Mehrere Gutachter haben der Frau aus Baden-Württemberg attestiert, sie sei aufgrund der hohen Reizabschirmung in der Haft nicht mehr gewöhnt, mit alltäglichen Provokationen umzugehen. Mit hoher Wahrscheinlichkeit werde sie unter Stress wieder Straftaten begehen. Eine Entlassung in die Ungewissheit bedeutet unumstritten Stress. Dabei hatte die JVA, in der sie zuletzt saß, drei Wochen Zeit, um die Frau zumindest ein wenig vorzubereiten.

Von jetzt auf gleich in die Freiheit

Denn vor drei Wochen hat die Strafvollstreckungskammer des Landgerichts Ellwangen erklärt, die Frau müsse aus der Sicherungsverwahrung freigelassen werden - spätestens bei Rechtskraft des Urteils. Am Mittwoch wurde das Urteil rechtskräftig. Da hat das Oberlandesgericht Stuttgart die Beschwerde der Staatsanwaltschaft gegen die Entlassung der Frau zurückgewiesen. Noch am gleichen Tag musste sie freikommen.

"Meine Mandantin wurde Knall auf Fall entlassen", sagt der Münchner Rechtsanwalt Adam Ahmed, "die JVA hat es noch nicht einmal geschafft, zuvor einmal mit ihr zu der Person zu fahren, die bereit ist, sie aufzunehmen. Das ist völlig unverständlich." Die Frau wollte bei einem Bekannten unterkommen, die Verhältnisse dort erwiesen sich aber als zu beengt.

Bewährungshilfe reicht als "Neustart"

Die Haftanstalt Schwäbisch Gmünd sieht das anders. "Bei Personen, die in Sicherungsverwahrung waren, ist es nie einfach, sie wieder ins Leben zu stellen", sagt die Leiterin der JVA, Sibylle von Schneider-Holl, "die Betroffene hat nie den Wunsch geäußert, schon vorher zu der Entlassadresse zu fahren." Mit der Bewährungshilfe, die in Baden-Württemberg "Neustart" heißt, sei in den vergangenen Wochen die Entlassung vorbereitet worden. In Sachen Unterkunft suche man nun nach Plan B.

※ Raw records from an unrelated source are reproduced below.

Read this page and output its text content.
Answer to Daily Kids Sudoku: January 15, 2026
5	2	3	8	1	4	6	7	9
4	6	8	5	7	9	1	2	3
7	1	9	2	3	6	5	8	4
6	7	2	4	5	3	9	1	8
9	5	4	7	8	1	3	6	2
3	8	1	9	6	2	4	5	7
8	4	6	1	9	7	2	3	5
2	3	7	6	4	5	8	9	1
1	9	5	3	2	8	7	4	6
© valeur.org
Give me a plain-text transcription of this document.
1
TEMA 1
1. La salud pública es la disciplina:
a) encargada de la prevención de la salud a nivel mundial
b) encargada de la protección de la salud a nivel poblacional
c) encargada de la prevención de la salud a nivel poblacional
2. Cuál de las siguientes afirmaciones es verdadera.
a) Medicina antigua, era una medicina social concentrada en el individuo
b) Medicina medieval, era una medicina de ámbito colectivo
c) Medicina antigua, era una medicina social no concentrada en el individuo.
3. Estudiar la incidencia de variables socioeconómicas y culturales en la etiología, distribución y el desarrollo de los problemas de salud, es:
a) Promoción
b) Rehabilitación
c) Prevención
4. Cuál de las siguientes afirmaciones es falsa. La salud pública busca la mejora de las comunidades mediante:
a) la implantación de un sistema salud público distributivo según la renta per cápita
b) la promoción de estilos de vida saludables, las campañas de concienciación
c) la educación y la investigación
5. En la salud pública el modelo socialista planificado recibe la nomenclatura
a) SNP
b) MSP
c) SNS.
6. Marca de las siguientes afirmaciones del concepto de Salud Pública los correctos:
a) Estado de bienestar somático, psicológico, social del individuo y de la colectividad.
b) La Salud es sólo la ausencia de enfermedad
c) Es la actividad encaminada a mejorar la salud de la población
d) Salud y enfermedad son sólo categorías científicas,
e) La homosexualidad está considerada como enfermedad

In Deutschland gibt es knapp 60 männliche Sicherungsverwahrte, aber nur drei Frauen, die nach Verbüßung ihrer Haftstrafen weiter im Gefängnis bleiben - weil sie ein Sicherheitsrisiko darstellen. Eine dieser Frauen sitzt in Frankfurt, sie hat ihre Lebensgefährtin zu Tode gefoltert und später erneut versucht, eine Frau in den Tod zu treiben.

Bei der nun frei gelassenen Gefangenen aus Baden-Württemberg liegt der Fall anders: Sie hat zwar Überfälle begangen, auch Gewalt angewendet, aber das Risiko schwerster Gewalt- und Sexualtaten, was Voraussetzung ist für die Fortdauer der Sicherungsverwahrung, ist bei ihr nach Ansicht der Richter nicht gegeben. Bei der Frau handele es sich nur um eine "mittelgradig gefährliche Täterin", bestätigte das OLG.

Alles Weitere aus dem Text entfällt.